Больше ни разу к нему ночевать не ходила.
Как всё же при Большаке было спокойнее. Он не ругался, не кричал.
Тогда она была хоть и хромая, но здоровая. А теперь, после того, как учитель наступил ей на ногу, её часто донимала боль.
Петька перестал, как говорила Матвеевна, рвать душу на гармошке во дворе, а спокойствия не прибавилось.
…Как всё поменялось?..
Сегодня, когда прибыли к будке, Стелька, разливая по стаканам денатурку, говорил Петьке:
– А ты знаешь, что Чапай не любил, даже боялся лошадей?
– Кто тебе сказал? – удивился Захарьев.
– Мой дядька Егор, он – чапаевец. – Говорит, у него автомобиль был. Не скакал он…
– А как же кино?
– Кино – это другое…
– Ты это к чему? Про мою тачанку? Так я тоже безлошадный. Мотор: одна моя половинкина сила, куда до лошадиной?..
– Говорю к тому, что вранья на свете больно много…
– Это точно, – согласился Петька. – Вот Мура! Она не соврёт. Если, к примеру, надоели мы ей своей болтовнёй, так она морщится. А то возьмёт и уйдёт. Я люблю таких.
И тут Стелькин сказал вроде бы ни с того ни с сего:
– Тебе, Петруха, пообвыкнуть надо. Не казнись. Смирись. Зачем домой приехал? – жёстко произнёс Стелька. – Глотал бы теперь под Винницей хохляцкие галушки. Никого из своих рядом. Некому жалеть.

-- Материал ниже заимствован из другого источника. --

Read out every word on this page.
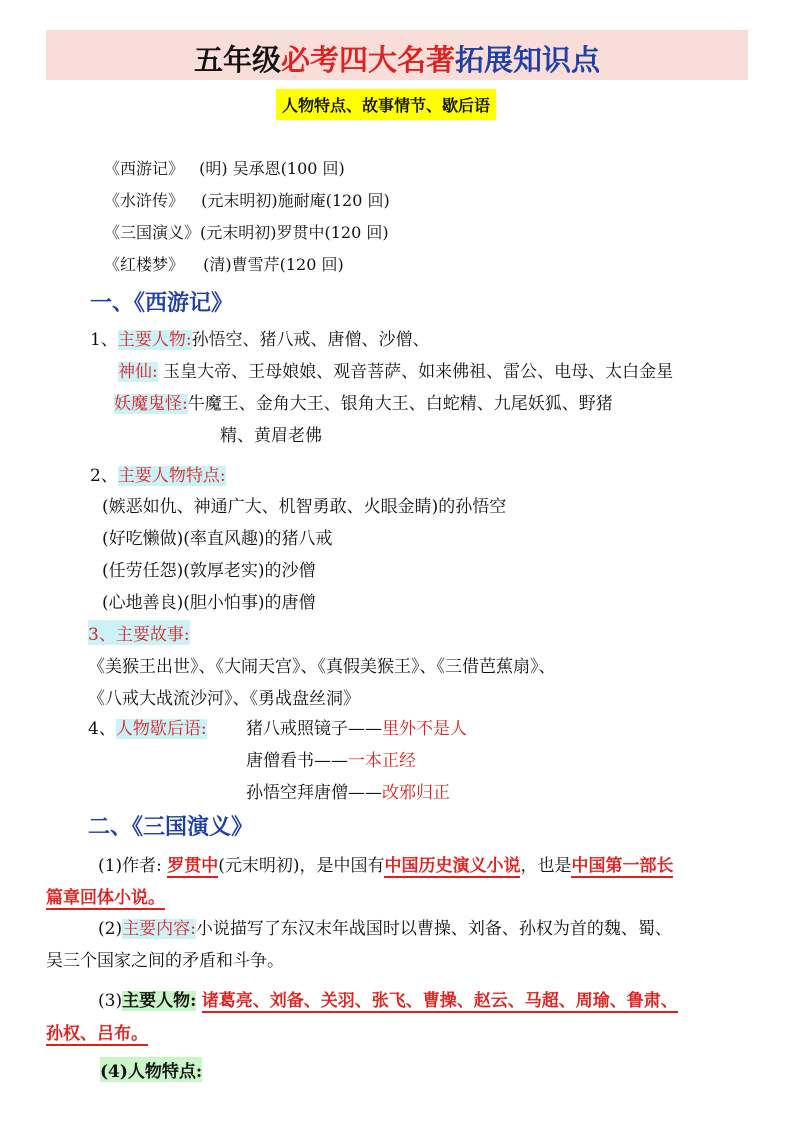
五年级必考四大名著拓展知识点
人物特点、故事情节、歇后语
《西游记》 (明) 吴承恩(100 回)
《水浒传》 (元末明初)施耐庵(120 回)
《三国演义》(元末明初)罗贯中(120 回)
《红楼梦》 (清)曹雪芹(120 回)
一、《西游记》
1、主要人物:孙悟空、猪八戒、唐僧、沙僧、
神仙: 玉皇大帝、王母娘娘、观音菩萨、如来佛祖、雷公、电母、太白金星
妖魔鬼怪:牛魔王、金角大王、银角大王、白蛇精、九尾妖狐、野猪
精、黄眉老佛
2、主要人物特点:
(嫉恶如仇、神通广大、机智勇敢、火眼金睛)的孙悟空
(好吃懒做)(率直风趣)的猪八戒
(任劳任怨)(敦厚老实)的沙僧
(心地善良)(胆小怕事)的唐僧
3、主要故事:
《美猴王出世》、《大闹天宫》、《真假美猴王》、《三借芭蕉扇》、
《八戒大战流沙河》、《勇战盘丝洞》
4、人物歇后语: 猪八戒照镜子——里外不是人
唐僧看书——一本正经
孙悟空拜唐僧——改邪归正
二、《三国演义》
(1)作者: 罗贯中(元末明初)，是中国有中国历史演义小说，也是中国第一部长
篇章回体小说。
(2)主要内容:小说描写了东汉末年战国时以曹操、刘备、孙权为首的魏、蜀、
吴三个国家之间的矛盾和斗争。
(3)主要人物: 诸葛亮、刘备、关羽、张飞、曹操、赵云、马超、周瑜、鲁肃、
孙权、吕布。
(4)人物特点:
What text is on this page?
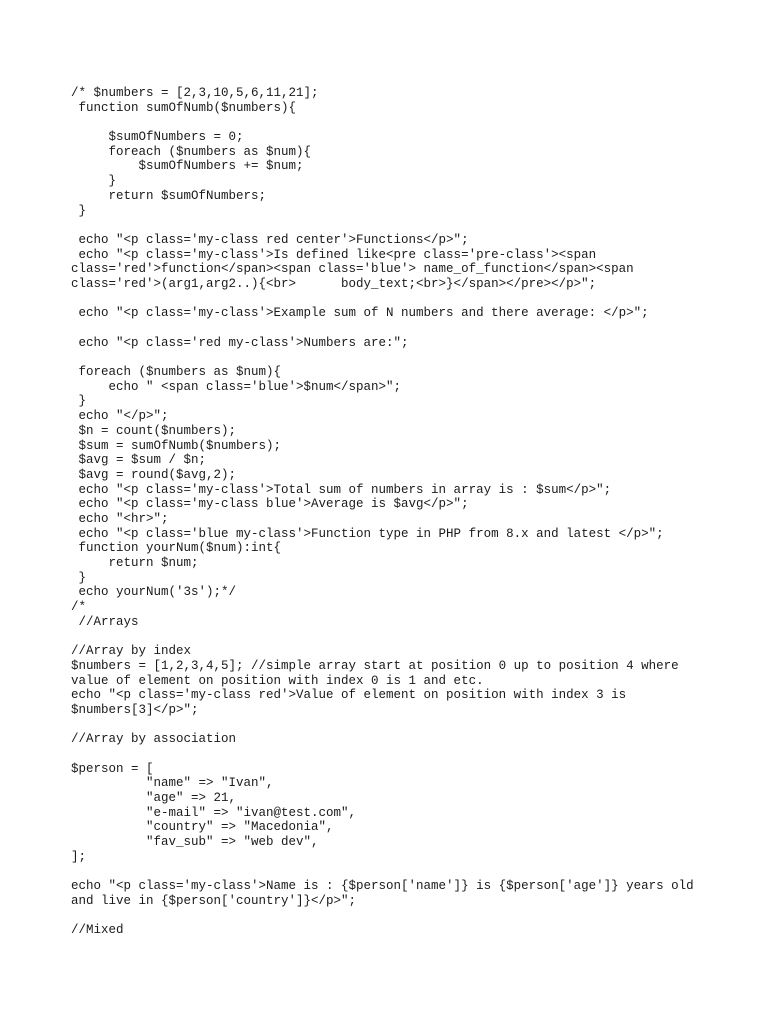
/* $numbers = [2,3,10,5,6,11,21];
function sumOfNumb($numbers){
$sumOfNumbers = 0;
foreach ($numbers as $num){
$sumOfNumbers += $num;
}
return $sumOfNumbers;
}
echo "<p class='my-class red center'>Functions</p>";
echo "<p class='my-class'>Is defined like<pre class='pre-class'><span
class='red'>function</span><span class='blue'> name_of_function</span><span
class='red'>(arg1,arg2..){<br>      body_text;<br>}</span></pre></p>";
echo "<p class='my-class'>Example sum of N numbers and there average: </p>";
echo "<p class='red my-class'>Numbers are:";
foreach ($numbers as $num){
echo " <span class='blue'>$num</span>";
}
echo "</p>";
$n = count($numbers);
$sum = sumOfNumb($numbers);
$avg = $sum / $n;
$avg = round($avg,2);
echo "<p class='my-class'>Total sum of numbers in array is : $sum</p>";
echo "<p class='my-class blue'>Average is $avg</p>";
echo "<hr>";
echo "<p class='blue my-class'>Function type in PHP from 8.x and latest </p>";
function yourNum($num):int{
return $num;
}
echo yourNum('3s');*/
/*
//Arrays
//Array by index
$numbers = [1,2,3,4,5]; //simple array start at position 0 up to position 4 where
value of element on position with index 0 is 1 and etc.
echo "<p class='my-class red'>Value of element on position with index 3 is
$numbers[3]</p>";
//Array by association
$person = [
"name" => "Ivan",
"age" => 21,
"e-mail" => "ivan@test.com",
"country" => "Macedonia",
"fav_sub" => "web dev",
];
echo "<p class='my-class'>Name is : {$person['name']} is {$person['age']} years old
and live in {$person['country']}</p>";
//Mixed
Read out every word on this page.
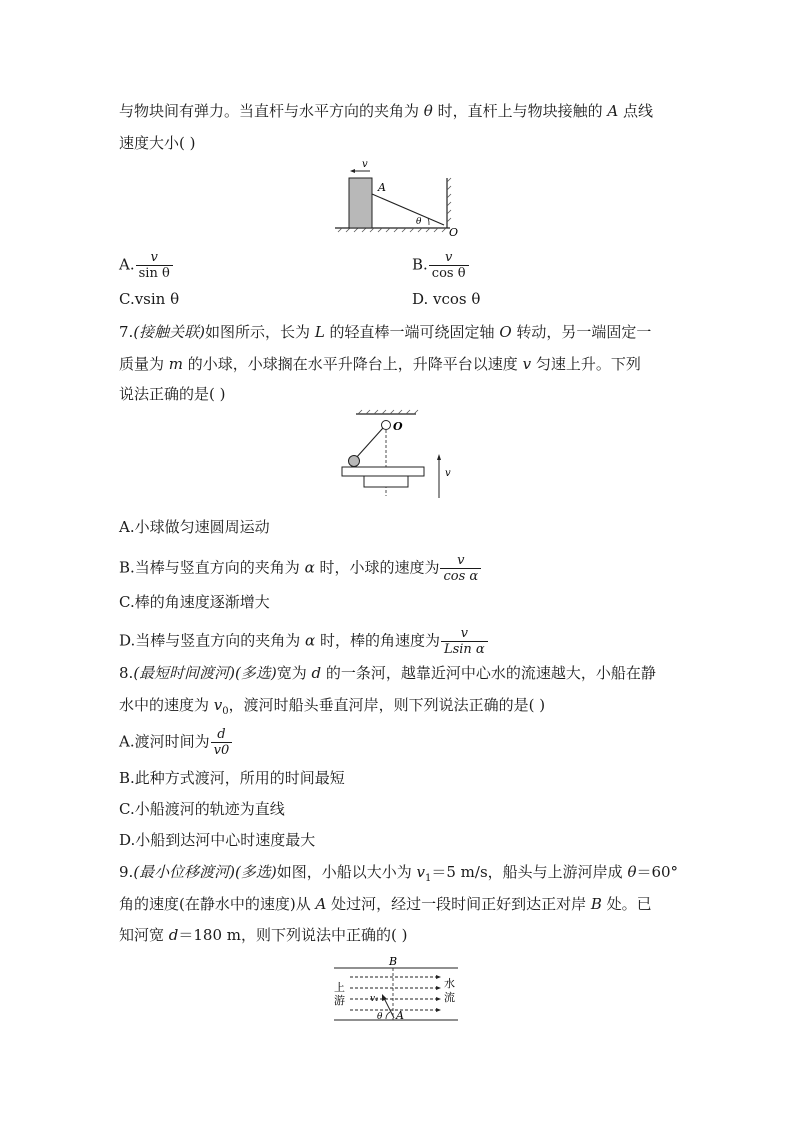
与物块间有弹力。当直杆与水平方向的夹角为 θ 时，直杆上与物块接触的 A 点线
速度大小( )
v
A
θ
O
A. $\frac{v}{\text{sin θ}}$	B. $\frac{v}{\text{cos θ}}$
C.vsin θ	D. vcos θ
7.(接触关联)如图所示，长为 L 的轻直棒一端可绕固定轴 O 转动，另一端固定一
质量为 m 的小球，小球搁在水平升降台上，升降平台以速度 v 匀速上升。下列
说法正确的是( )
O
v
A.小球做匀速圆周运动
B.当棒与竖直方向的夹角为 α 时，小球的速度为 $\frac{v}{\text{cos α}}$
C.棒的角速度逐渐增大
D.当棒与竖直方向的夹角为 α 时，棒的角速度为 $\frac{v}{\text{Lsin α}}$
8.(最短时间渡河)(多选)宽为 d 的一条河，越靠近河中心水的流速越大，小船在静
水中的速度为 $v_0$，渡河时船头垂直河岸，则下列说法正确的是( )
A.渡河时间为 $\frac{d}{v0}$
B.此种方式渡河，所用的时间最短
C.小船渡河的轨迹为直线
D.小船到达河中心时速度最大
9.(最小位移渡河)(多选)如图，小船以大小为 $v_1=5$ m/s，船头与上游河岸成 θ＝60°
角的速度(在静水中的速度)从 A 处过河，经过一段时间正好到达正对岸 B 处。已
知河宽 d＝180 m，则下列说法中正确的( )
B
v₁
θ A
上
游
水
流
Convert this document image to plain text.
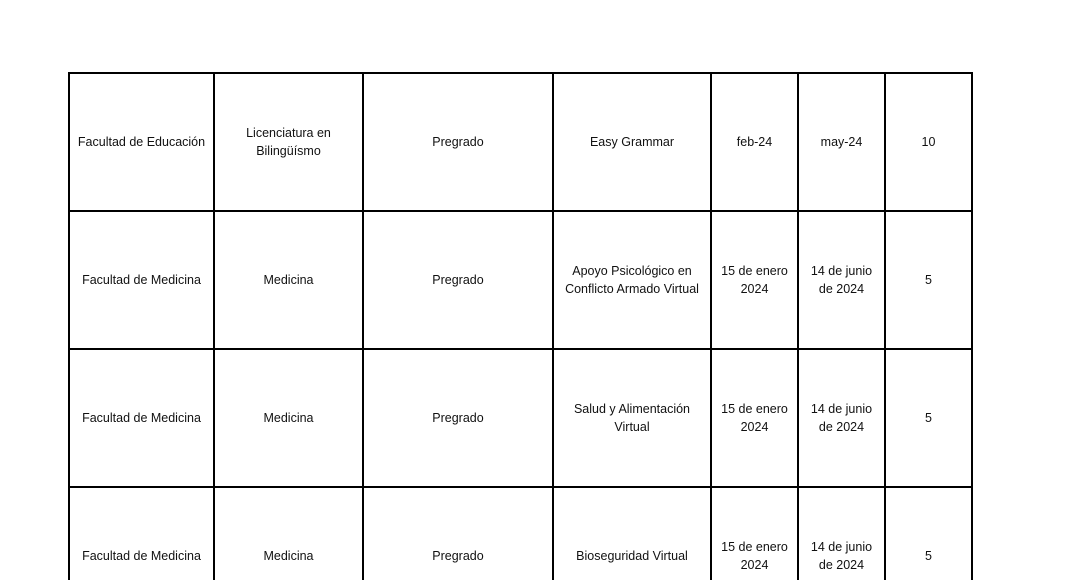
Facultad de Educación	Licenciatura en Bilingüísmo	Pregrado	Easy Grammar	feb-24	may-24	10
Facultad de Medicina	Medicina	Pregrado	Apoyo Psicológico en Conflicto Armado Virtual	15 de enero 2024	14 de junio de 2024	5
Facultad de Medicina	Medicina	Pregrado	Salud y Alimentación Virtual	15 de enero 2024	14 de junio de 2024	5
Facultad de Medicina	Medicina	Pregrado	Bioseguridad Virtual	15 de enero 2024	14 de junio de 2024	5
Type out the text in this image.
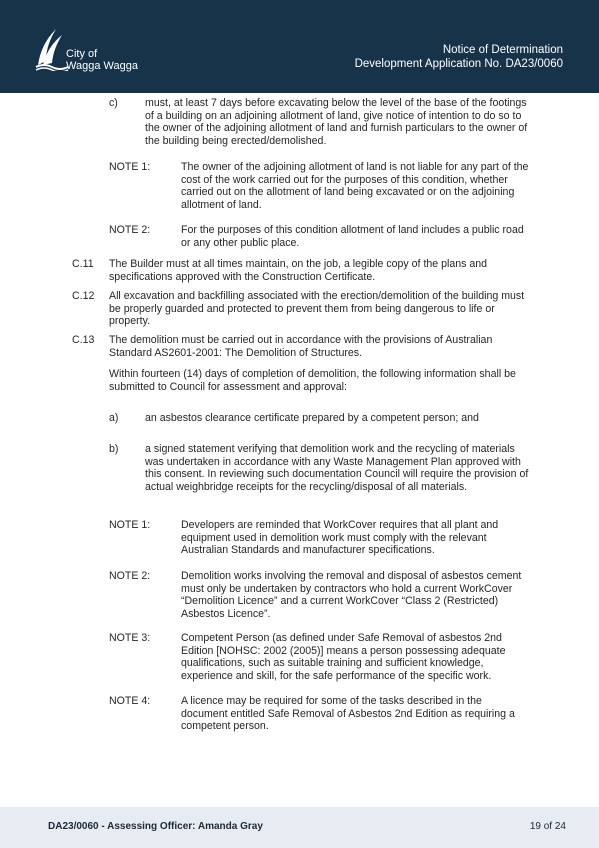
City of
Wagga Wagga
Notice of Determination
Development Application No. DA23/0060

c)	must, at least 7 days before excavating below the level of the base of the footings of a building on an adjoining allotment of land, give notice of intention to do so to the owner of the adjoining allotment of land and furnish particulars to the owner of the building being erected/demolished.

NOTE 1:	The owner of the adjoining allotment of land is not liable for any part of the cost of the work carried out for the purposes of this condition, whether carried out on the allotment of land being excavated or on the adjoining allotment of land.

NOTE 2:	For the purposes of this condition allotment of land includes a public road or any other public place.

C.11 The Builder must at all times maintain, on the job, a legible copy of the plans and specifications approved with the Construction Certificate.

C.12 All excavation and backfilling associated with the erection/demolition of the building must be properly guarded and protected to prevent them from being dangerous to life or property.

C.13 The demolition must be carried out in accordance with the provisions of Australian Standard AS2601-2001: The Demolition of Structures.

Within fourteen (14) days of completion of demolition, the following information shall be submitted to Council for assessment and approval:

a)	an asbestos clearance certificate prepared by a competent person; and

b)	a signed statement verifying that demolition work and the recycling of materials was undertaken in accordance with any Waste Management Plan approved with this consent. In reviewing such documentation Council will require the provision of actual weighbridge receipts for the recycling/disposal of all materials.

NOTE 1:	Developers are reminded that WorkCover requires that all plant and equipment used in demolition work must comply with the relevant Australian Standards and manufacturer specifications.

NOTE 2:	Demolition works involving the removal and disposal of asbestos cement must only be undertaken by contractors who hold a current WorkCover “Demolition Licence” and a current WorkCover “Class 2 (Restricted) Asbestos Licence”.

NOTE 3:	Competent Person (as defined under Safe Removal of asbestos 2nd Edition [NOHSC: 2002 (2005)] means a person possessing adequate qualifications, such as suitable training and sufficient knowledge, experience and skill, for the safe performance of the specific work.

NOTE 4:	A licence may be required for some of the tasks described in the document entitled Safe Removal of Asbestos 2nd Edition as requiring a competent person.

DA23/0060 - Assessing Officer: Amanda Gray	19 of 24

– Мне и тут есть чего глотать. И, кажется, уже наглотался, – глухо отозвался Захарьев. – Что там, что здесь… У меня то одна нога зачешется, то другая. Суну руку – ни одной на месте нет? Как привыкнуть?
– Знакомо, – буркнул Стелькин, – мне проще – вон, – он кивнул головой в сторону деревянного своего протеза, стоящего в углу, – когда у меня нога, которой нет, зачешется, я его поскребу, и все дела!